Microangiopathic hemolytic anemia (MAHA) is a condition characterized by abnormal red blood cell shape and size, as well as their accelerated destruction. Red blood cells are damaged when they pass through a blood vessel that has a narrowed lumen due to the numerous thrombi partially occluding the vessel. This phenomenon is seen in diseases associated with abnormally high rates of coagulation, such as malignancies, various infections, autoimmune diseases, such as systemic lupus erythematosus, while it may also be seen after the use of certain drugs, and in patients who develop very high blood pressure suddenly. All these diseases induce the formation of thrombi, or blood clots, primarily in the smaller blood vessels, which impede normal blood flow, cause damage to red blood cells and lead to anemia. The main feature of MAHA is the presence of fragmented red blood cells called schistocytes, and their appearance on blood smear examination can be helpful in establishing the diagnosis. The clinical presentation of patients greatly varies, and primarily depends on the underlying cause.

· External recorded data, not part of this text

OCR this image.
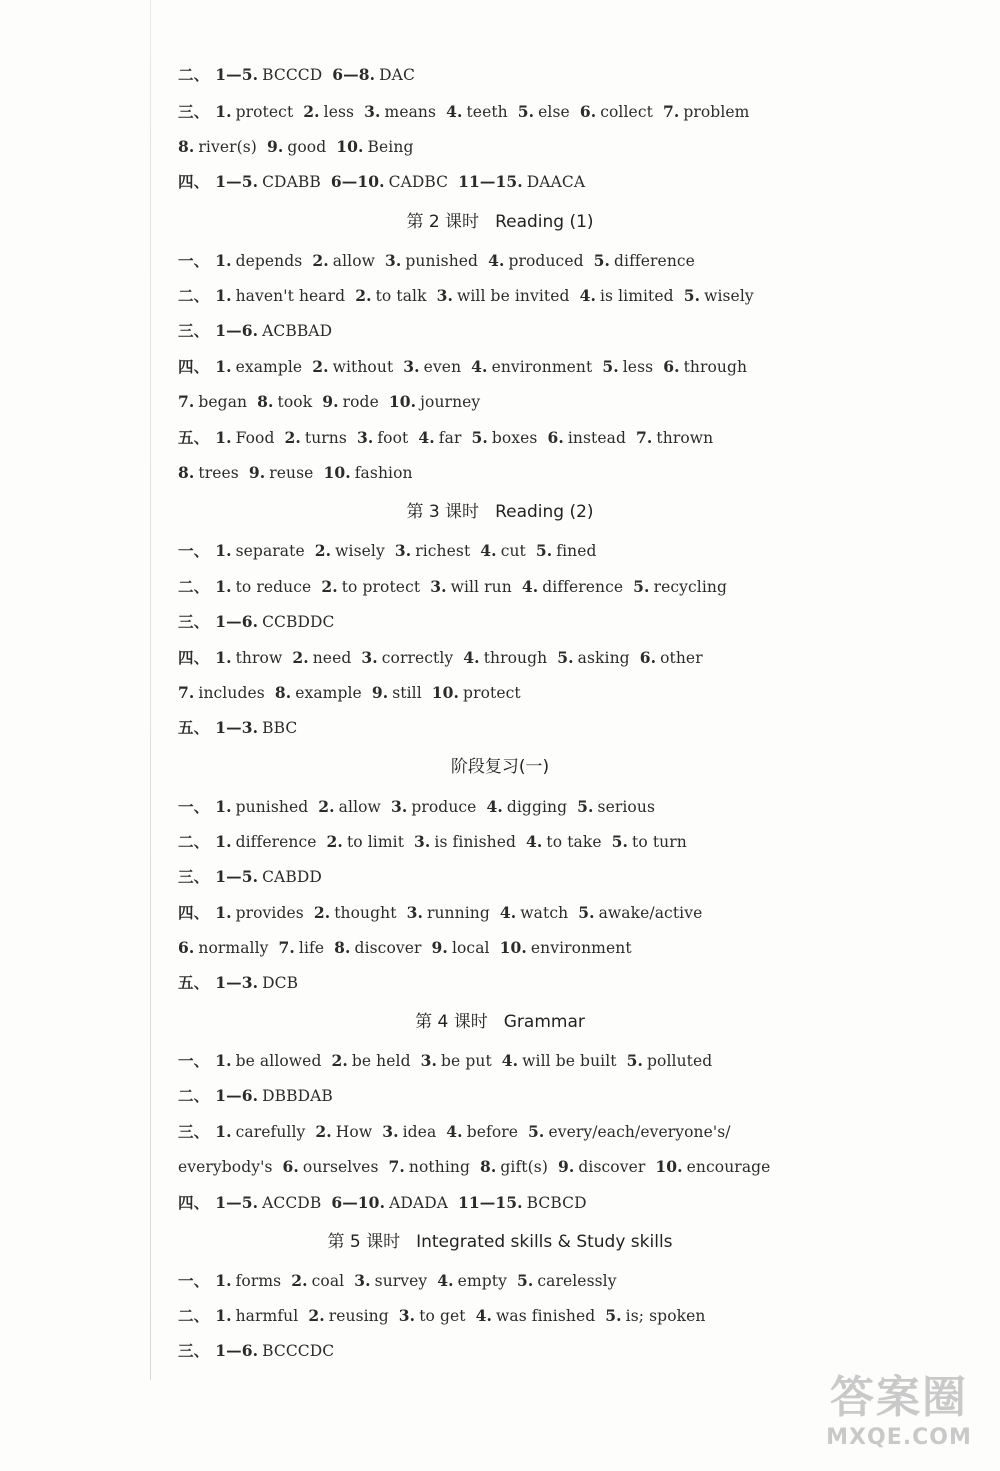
第 2 课时 Reading (1)
第 3 课时 Reading (2)
阶段复习(一)
第 4 课时 Grammar
第 5 课时 Integrated skills & Study skills
二、 1—5. BCCCD 6—8. DAC
三、 1. protect 2. less 3. means 4. teeth 5. else 6. collect 7. problem
8. river(s) 9. good 10. Being
四、 1—5. CDABB 6—10. CADBC 11—15. DAACA
一、 1. depends 2. allow 3. punished 4. produced 5. difference
二、 1. haven't heard 2. to talk 3. will be invited 4. is limited 5. wisely
三、 1—6. ACBBAD
四、 1. example 2. without 3. even 4. environment 5. less 6. through
7. began 8. took 9. rode 10. journey
五、 1. Food 2. turns 3. foot 4. far 5. boxes 6. instead 7. thrown
8. trees 9. reuse 10. fashion
一、 1. separate 2. wisely 3. richest 4. cut 5. fined
二、 1. to reduce 2. to protect 3. will run 4. difference 5. recycling
三、 1—6. CCBDDC
四、 1. throw 2. need 3. correctly 4. through 5. asking 6. other
7. includes 8. example 9. still 10. protect
五、 1—3. BBC
一、 1. punished 2. allow 3. produce 4. digging 5. serious
二、 1. difference 2. to limit 3. is finished 4. to take 5. to turn
三、 1—5. CABDD
四、 1. provides 2. thought 3. running 4. watch 5. awake/active
6. normally 7. life 8. discover 9. local 10. environment
五、 1—3. DCB
一、 1. be allowed 2. be held 3. be put 4. will be built 5. polluted
二、 1—6. DBBDAB
三、 1. carefully 2. How 3. idea 4. before 5. every/each/everyone's/
everybody's 6. ourselves 7. nothing 8. gift(s) 9. discover 10. encourage
四、 1—5. ACCDB 6—10. ADADA 11—15. BCBCD
一、 1. forms 2. coal 3. survey 4. empty 5. carelessly
二、 1. harmful 2. reusing 3. to get 4. was finished 5. is; spoken
三、 1—6. BCCCDC
答案圈
MXQE.COM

However, fatigue, malaise, and fever are present in virtually all patients, while dehydration, rash, altered mental state, diarrhea, vomiting, abdominal pain, dark urine and many other symptoms may also be present. The diagnosis is made after performing a thorough diagnostic panel, including complete blood count, which will reveal anemia and low platelet count (since they are all used up in the process of clot formation). Additionally, kidney function tests may be abnormal, bilirubin levels are high, and enzymes that show accelerated cellular degradation may be elevated, such as lactate dehydrogenase (LDH). Treatment is directed at the underlying cause. Antibiotics should be given in the case of infection, immunosuppressive therapy is indicated in the management of SLE and other autoimmune diseases, while appropriate therapy against malignant tumors is indicated. Plasma exchange therapy is used in the majority of patients as it eliminates harmful substances from the body, and attempts to restore the coagulation process back to normal. The prognosis depends on the cause, and the time of diagnosis, which is why an early diagnosis is vital in managing patients with MAHA.